Down with King Cap-and-Tax

Thinking that the American Revolution started in part with resentment over the imposition of taxes by the Parliament, I find it hard to understand the enormities wrought by Congress and the Obama administration with the Waxman-Markey cap-and-trade bill with the Orwellian title the American Clean Energy and Security Act of 2009 (known by the acronym ACES). The bill has passed the House and been sent to the Senate.
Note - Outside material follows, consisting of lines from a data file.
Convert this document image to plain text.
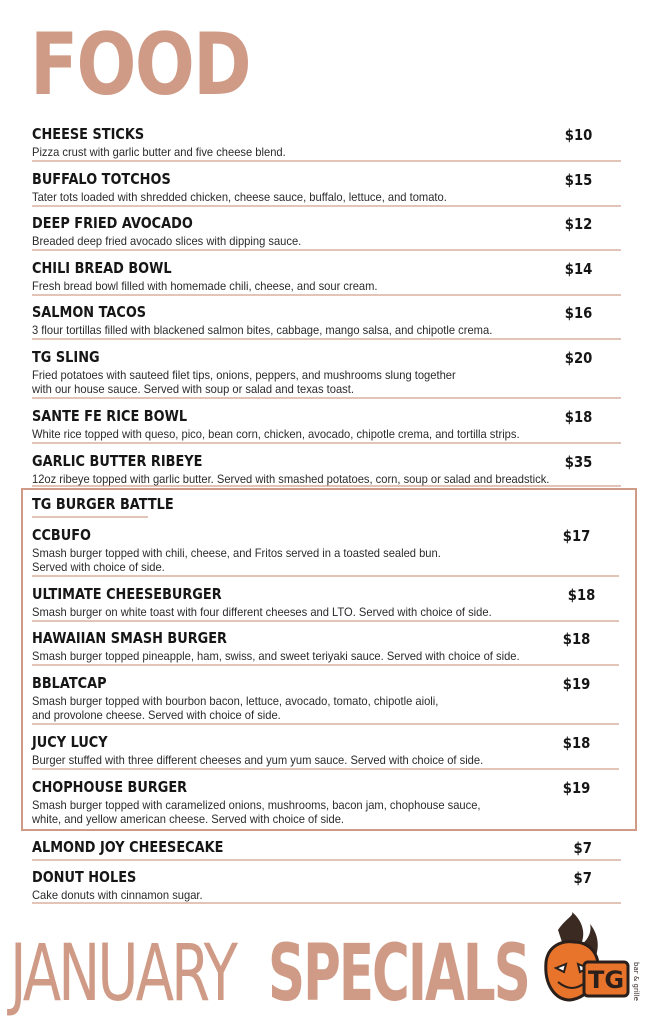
FOOD
CHEESE STICKS	$10
Pizza crust with garlic butter and five cheese blend.
BUFFALO TOTCHOS	$15
Tater tots loaded with shredded chicken, cheese sauce, buffalo, lettuce, and tomato.
DEEP FRIED AVOCADO	$12
Breaded deep fried avocado slices with dipping sauce.
CHILI BREAD BOWL	$14
Fresh bread bowl filled with homemade chili, cheese, and sour cream.
SALMON TACOS	$16
3 flour tortillas filled with blackened salmon bites, cabbage, mango salsa, and chipotle crema.
TG SLING	$20
Fried potatoes with sauteed filet tips, onions, peppers, and mushrooms slung together
with our house sauce. Served with soup or salad and texas toast.
SANTE FE RICE BOWL	$18
White rice topped with queso, pico, bean corn, chicken, avocado, chipotle crema, and tortilla strips.
GARLIC BUTTER RIBEYE	$35
12oz ribeye topped with garlic butter. Served with smashed potatoes, corn, soup or salad and breadstick.
TG BURGER BATTLE
CCBUFO	$17
Smash burger topped with chili, cheese, and Fritos served in a toasted sealed bun.
Served with choice of side.
ULTIMATE CHEESEBURGER	$18
Smash burger on white toast with four different cheeses and LTO. Served with choice of side.
HAWAIIAN SMASH BURGER	$18
Smash burger topped pineapple, ham, swiss, and sweet teriyaki sauce. Served with choice of side.
BBLATCAP	$19
Smash burger topped with bourbon bacon, lettuce, avocado, tomato, chipotle aioli,
and provolone cheese. Served with choice of side.
JUCY LUCY	$18
Burger stuffed with three different cheeses and yum yum sauce. Served with choice of side.
CHOPHOUSE BURGER	$19
Smash burger topped with caramelized onions, mushrooms, bacon jam, chophouse sauce,
white, and yellow american cheese. Served with choice of side.
ALMOND JOY CHEESECAKE	$7
DONUT HOLES	$7
Cake donuts with cinnamon sugar.
JANUARY SPECIALS TG bar & grille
National Review’s Stephen Spruiell and Kevin Williamson liken the bill to the third panel of Bosch’s famous Garden of Earthly Delights triptych: “a hellscape that disturbs the sleep of anybody who contemplates it carefully.” They illuminate the bill’s dark heart and provide a bill of particulars in “A garden of piggish delights.” They write:

Two main things to understand about Waxman-Markey: First, it will not reduce greenhouse-gas emissions, at least not at any point in the near future. The inclusion of carbon offsets, which can be manufactured out of thin air and political imagination, will eliminate most of the demands that the legislation puts on industry, though in doing so it will manage to drive up the prices consumers pay for every product that requires energy for its manufacture — which is to say, for everything. Second, it represents a worse abuse of the public trust and purse than the stimulus and the bailouts put together. Waxman-Markey creates a permanent new regime in which environmental romanticism and corporate welfare are mixed together to form political poison. From comic bureaucratic power grabs (check out the section of the bill on candelabras) to the creation of new welfare programs for Democratic constituencies to, above all, massive giveaways for every financial, industrial, and political lobby imaginable, this bill would permanently deform American politics and economic life.

If enacted, the bill will create constituences that will assuring its survival in perpetuity. “If you take the time to read the legislation,” Spruiell and Wiliamson write, “you’ll discover four major themes: special-interest giveaways, regulatory mandates unrelated to climate change, fanciful technological programs worthy of The Jetsons, and assorted left-wing wish fulfillment.” In lieu of a comprehensive survey of “every swirl and brushstroke of this masterpiece of misgovernance,” they provide instead “a breakdown of its 50 most outrageous features.”

Under the cap-and-tax regime established by the ACES bill, the EPA and other organs of the federal government wield powers far beyond the dreams of King George. Take, for example, items 24 and 25 of NR’s bill of particulars:

24. The bill requires the EPA to establish environmental standards for residences, meaning a federally dictated one-size-fits-all policy for greening every home in America. When you’re retrofitting your home according to EPA guidelines, it will come as little comfort to know that the government is reimbursing you for your troubles, especially if you’re doing the work around April 15.

25. The bill would affect commercial properties, too. In fact, all buildings would be governed by a “national energy efficiency building code” that would require 50 percent reductions in energy use in all buildings by 2018, followed by 5 percent reductions in energy use every three years after that through 2030. No one disputes that these changes will be costly, but Waxman-Markey supporters argue that they will pay for themselves through lower energy bills. This argument holds up only if we assume that energy prices will stay flat or fall over time. But the aforementioned carbon caps instituted elsewhere in this legislation make that prospect highly unlikely. Businesses and homeowners will pay twice — once to retrofit their roosts and again when the energy bill arrives.

The cap-and-tax bill combines incredibly burdensome and intrusive regulatory mandates and taxes in one gargantuan monstrosity. The bill is an outrage. The July 4 tea parties chronicled by Glenn Reynolds yesterday are a fitting sign of the times. The bill needs to be exposed for what it is– thanks to Spruiell and Williamson for beginning the job — and killed.